O amor é fodido. Escreveu Miguel Esteves Cardoso. Mas não. Fodido é não amar. Claro que se sofre quando se ama. Vive-se, por vezes, com a alma na boca, como um vómito que insiste em azedar-nos a boca. Mas não. Realmente fodido é não amarmos.
Claro que, quando amamos, há uma tranferência de preocupação para outra pessoa e isso angustia-nos. Como bichos egoístas que somos estamos habituados a preocuparmo-nos apenas connosco. Dá-nos suores frios umas vezes e risos descontrolados noutras. Mas não. Realmente fodido é não amarmos.
E há que esclarecer desde logo: amar não é estar apaixonado. Amor não é paixão.
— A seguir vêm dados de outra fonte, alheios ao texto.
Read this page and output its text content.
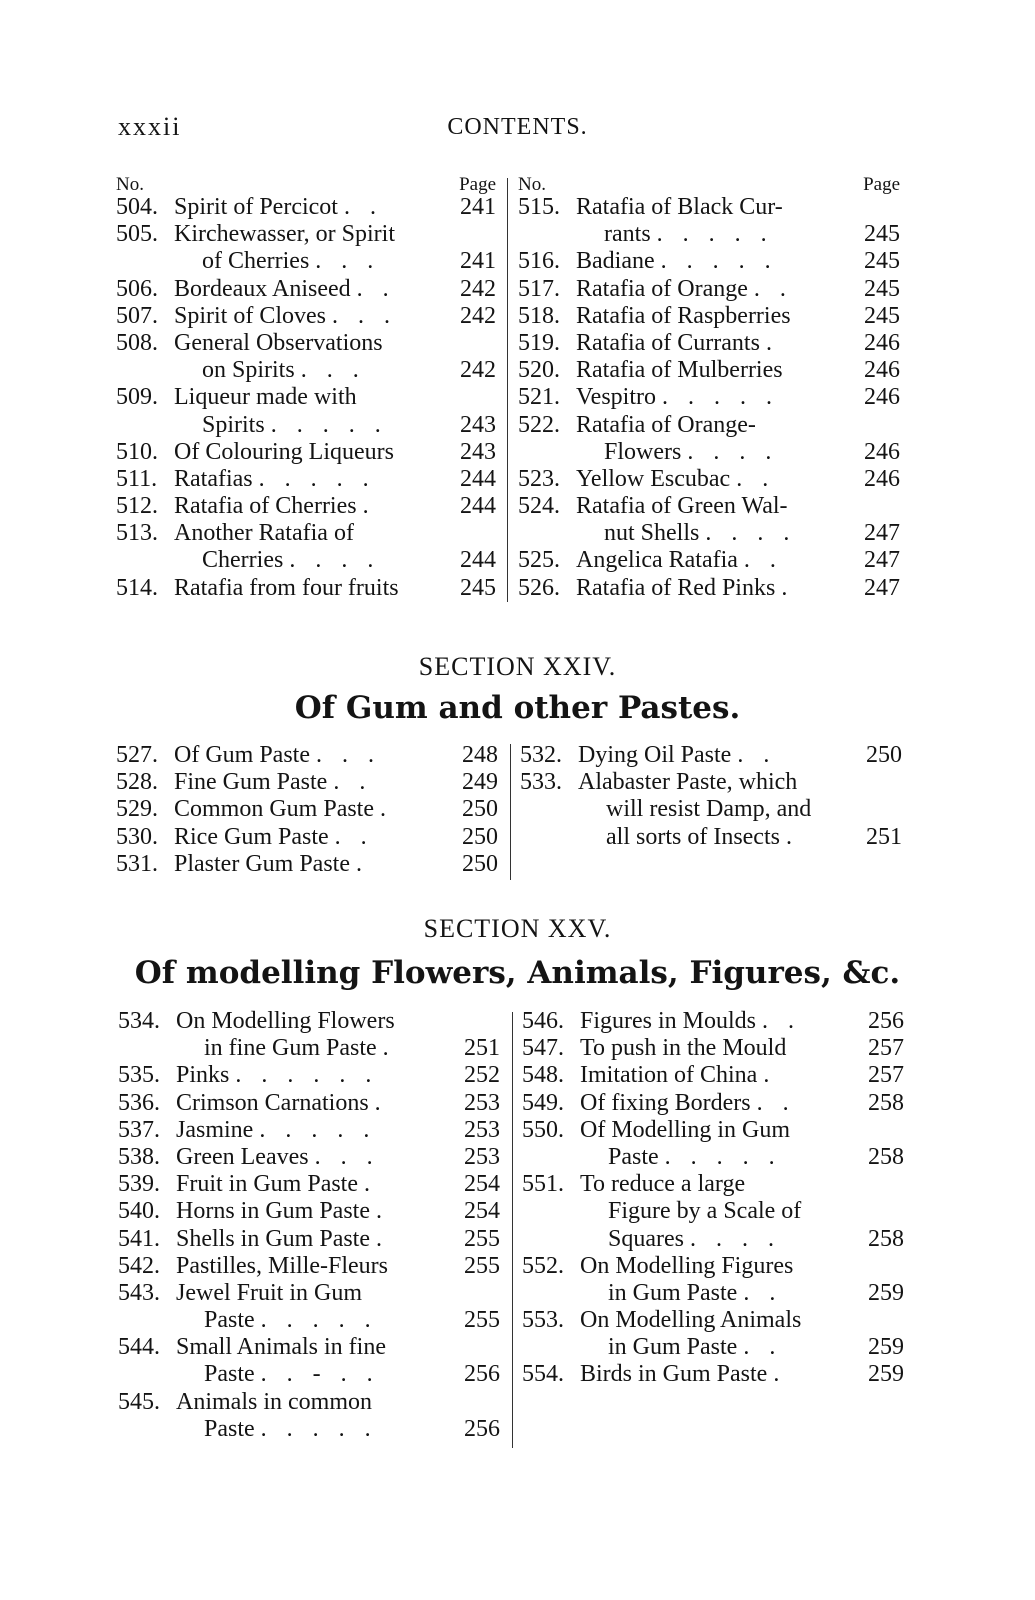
xxxii	CONTENTS.
No.	Page
504. Spirit of Percicot . .	241
505. Kirchewasser, or Spirit
of Cherries . . .	241
506. Bordeaux Aniseed . .	242
507. Spirit of Cloves . . .	242
508. General Observations
on Spirits . . .	242
509. Liqueur made with
Spirits . . . . .	243
510. Of Colouring Liqueurs	243
511. Ratafias . . . . .	244
512. Ratafia of Cherries .	244
513. Another Ratafia of
Cherries . . . .	244
514. Ratafia from four fruits	245
No.	Page
515. Ratafia of Black Cur-
rants . . . . .	245
516. Badiane . . . . .	245
517. Ratafia of Orange . .	245
518. Ratafia of Raspberries	245
519. Ratafia of Currants .	246
520. Ratafia of Mulberries	246
521. Vespitro . . . . .	246
522. Ratafia of Orange-
Flowers . . . .	246
523. Yellow Escubac . .	246
524. Ratafia of Green Wal-
nut Shells . . . .	247
525. Angelica Ratafia . .	247
526. Ratafia of Red Pinks .	247
SECTION XXIV.
Of Gum and other Pastes.
527. Of Gum Paste . . .	248
528. Fine Gum Paste . .	249
529. Common Gum Paste .	250
530. Rice Gum Paste . .	250
531. Plaster Gum Paste .	250
532. Dying Oil Paste . .	250
533. Alabaster Paste, which
will resist Damp, and
all sorts of Insects .	251
SECTION XXV.
Of modelling Flowers, Animals, Figures, &c.
534. On Modelling Flowers
in fine Gum Paste .	251
535. Pinks . . . . . .	252
536. Crimson Carnations .	253
537. Jasmine . . . . .	253
538. Green Leaves . . .	253
539. Fruit in Gum Paste .	254
540. Horns in Gum Paste .	254
541. Shells in Gum Paste .	255
542. Pastilles, Mille-Fleurs	255
543. Jewel Fruit in Gum
Paste . . . . .	255
544. Small Animals in fine
Paste . . - . .	256
545. Animals in common
Paste . . . . .	256
546. Figures in Moulds . .	256
547. To push in the Mould	257
548. Imitation of China .	257
549. Of fixing Borders . .	258
550. Of Modelling in Gum
Paste . . . . .	258
551. To reduce a large
Figure by a Scale of
Squares . . . .	258
552. On Modelling Figures
in Gum Paste . .	259
553. On Modelling Animals
in Gum Paste . .	259
554. Birds in Gum Paste .	259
Por muito que as coisas possam estar ligadas, não são a mesma coisa.
Paixão mata-nos por dentro, consome-nos. Embrutece-nos. Somos uns tontos, uns fantoches da paixão que vive em nós. Alias, é ela que vive, porque nós morremos às suas mãos cadavéricas. É uma violência.
O amor não. É a calma depois da tempestade. É a onda leve, certa e perfeita que dá à costa. É a imensidão de nós próprios revistos no outro. É racional. Por mais que custe aos puristas da coisa, aos poetas, aos loucos e aos imbecis, é racional. É incompreensível porquê aquele outro. Mas percebemos que é amor e aproveitamos ao máximo o que isso nos dá, oferece e nos gratifica. Sem nada pedir em troca. Sem exigir a nossa vida, os nossos dias.
Por isso, fodido é não amar. Quem não ama não sente. E quem não sente não vive. Já a paixão é morte. A nossa e a de quem nos rodeia. É a obsessão. E esta é intransigente. Rói-nos a vida ao bater de cada dia, rindo-se descaradamente da nossa cara.